I was going to just write the hypothesis as $G^2 \cong H^2$ and take square roots on both sides, but I don't think that would suffice (and neither would saying "true" a la Myself!)...
The hypothesis tells us that there is an isomorphism, say $f: G \times G\to H \times H$.
I would like to use this to come to the conclusion that there is a bijective homomorphism
$g: G \to H$. (I will be using additive notation...)
Since $f((a, b) + (c, d)) = f(a,b) + f(c, d)$ for all $a,b \in G$ and $c, d \in H$, I was thinking about choosing an arbitrary $a, b \in G$ and calculating:
$$
f((a, 0) + (b, 0)) = f(a, 0) + f(b, 0) \\ \Rightarrow
f(a + b, 0) = f(a, 0) + f(b, 0).
$$
I basically need to define g in such a way that it extracts the first dimension from the equation. Clearly (I think!), g will invoke f in some way. Can I have a tip on this? It's probably very simple, but I'm not sure how to express it symbolically.
I might not need to show that g is bijective if I can say something to the effect of "this routine verification is straightforward and left to the reader", but I'm afraid I might not be able to perform such a verification if put on the spot! Here's a stab:
f injective $\Leftrightarrow f(a,b) = f(c,d) \Rightarrow (a, b) = (c, d) \Rightarrow a = c \wedge b = d$
So by definition of g (forthcoming...), g(a) = g(c) implies that a = c.

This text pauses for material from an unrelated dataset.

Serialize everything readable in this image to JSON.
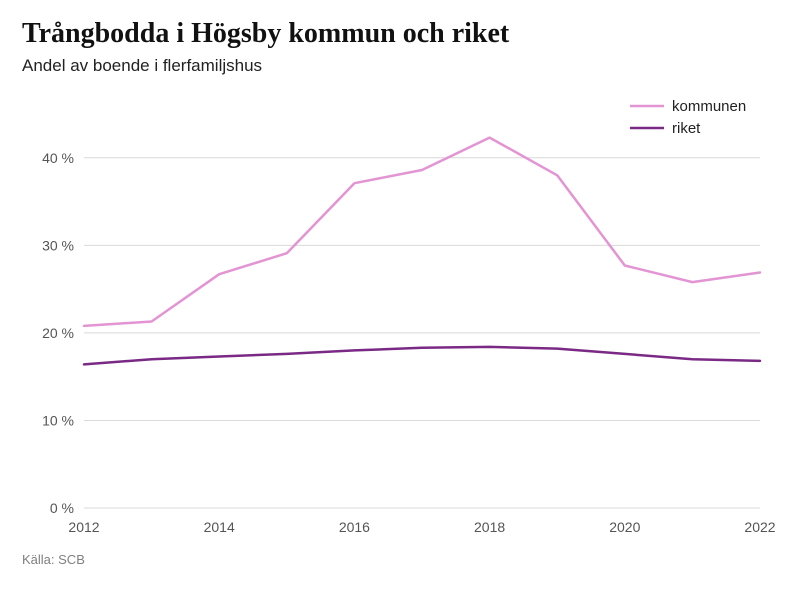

Surjective: For all $x, y \in H$, there exists $a, b \in G : f(a,b) = (x, y)$
Man, this really seems trivial, but without my definition of g, I feel like I'm handwaving...
Thanks again, guys!
Note that it is enough to assume that both $G$ and $H$ are finite $p$ torsion groups for some prime $p$ because under any isomorphism $p$ torsion elements go to $p$ torsion elements and any finite abelian group is direct sum of $p$ torsion groups for finitely many distinct prime $p$. So both $G$ and $H$ have the form $\mathbb{Z}/p^{n_1}\mathbb{Z} \times \mathbb{Z}/p^{n_2}\mathbb{Z} \times \ldots \mathbb{Z}/p^{n_m}\mathbb{Z}$ for some prime $p$. Now you may use structure theorem.